The board’s focus on improving parental involvement has led to the district’s collaboration with Johns Hopkins University’s National Network of Partnership Schools, which provides a framework for family and community engagement and for the committees formed last fall.
“Now that we have the support of the superintendent, we’ve been really pushing parent involvement,” Norman said. “I hope (these steps are) just the tip of the iceberg. We want parents to feel welcome to come to the schools. We not only want them to be involved, they need to be involved.”
During the meeting, time was also spent reviewing Rangely School District’s annual audit prepared by Colorado CPA Services. The audit found that the district’s records were well organized and that internal controls appeared to be effective and working, said Colorado CPA owner Matt Scoggins. It also reflected an unqualified opinion, which means that “our financial statements are accurate, fairly presented and contain no material misstatements,” Rangely School District Chief Financial Officer Steve Kraft said.
The management letter accompanying the audit contained three recommendations for improvement. The first was to respond to an overage on the district’s spend-down building fund, created when contractors completing HVAC projects submitted bills after the June 30 fiscal year closing.
“The CDE (Colorado Department of Education) requires that I respond to how to remedy this from happening in the future,” Kraft said. “I will be meeting with the superintendent and department supervisors and directly involved in getting estimates for end-of-year billings from contractors so they understand they are billing for work completed through June 30. We’ll be making sure these numbers are really going to tie out.”
The second was to place additional financial documentation on the school district’s website to reach compliance with the 2010 Public School Financial Transparency Act. Those documents will be online by mid-March, Kraft said, and staff has received training to post and maintain documents on the webpage.

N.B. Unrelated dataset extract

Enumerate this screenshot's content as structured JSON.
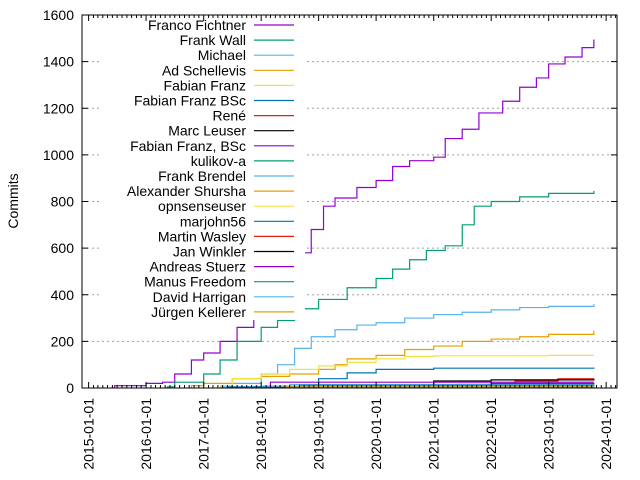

The final area of improvement involved having appropriate documentation and controls in place for Parkview Elementary School activity fund expenditures, Scoggins said.
“Everything we expend needs to have a receipt behind it,” Kraft said. “We understand that a receipt may get lost from time to time. But our protocol is that the individual needs to write me a note acknowledging the charge and date and that they lost the receipt. If somebody loses a receipt, we still have documentation.”
Segregating duties is the other key factor in having internal controls and necessary checks in place, Kraft said. Bringing Susan Steele in to fill the accounts payable/payroll technician position vacated in June 2010 is one way to do that.
“We have to have an audit by law,” Kraft said. “But part of the value to an organization is that you also get a management letter that has suggestions on things that you can improve….It’s not unusual to have some suggestions on the management letter. The key thing is to get an unqualified opinion.”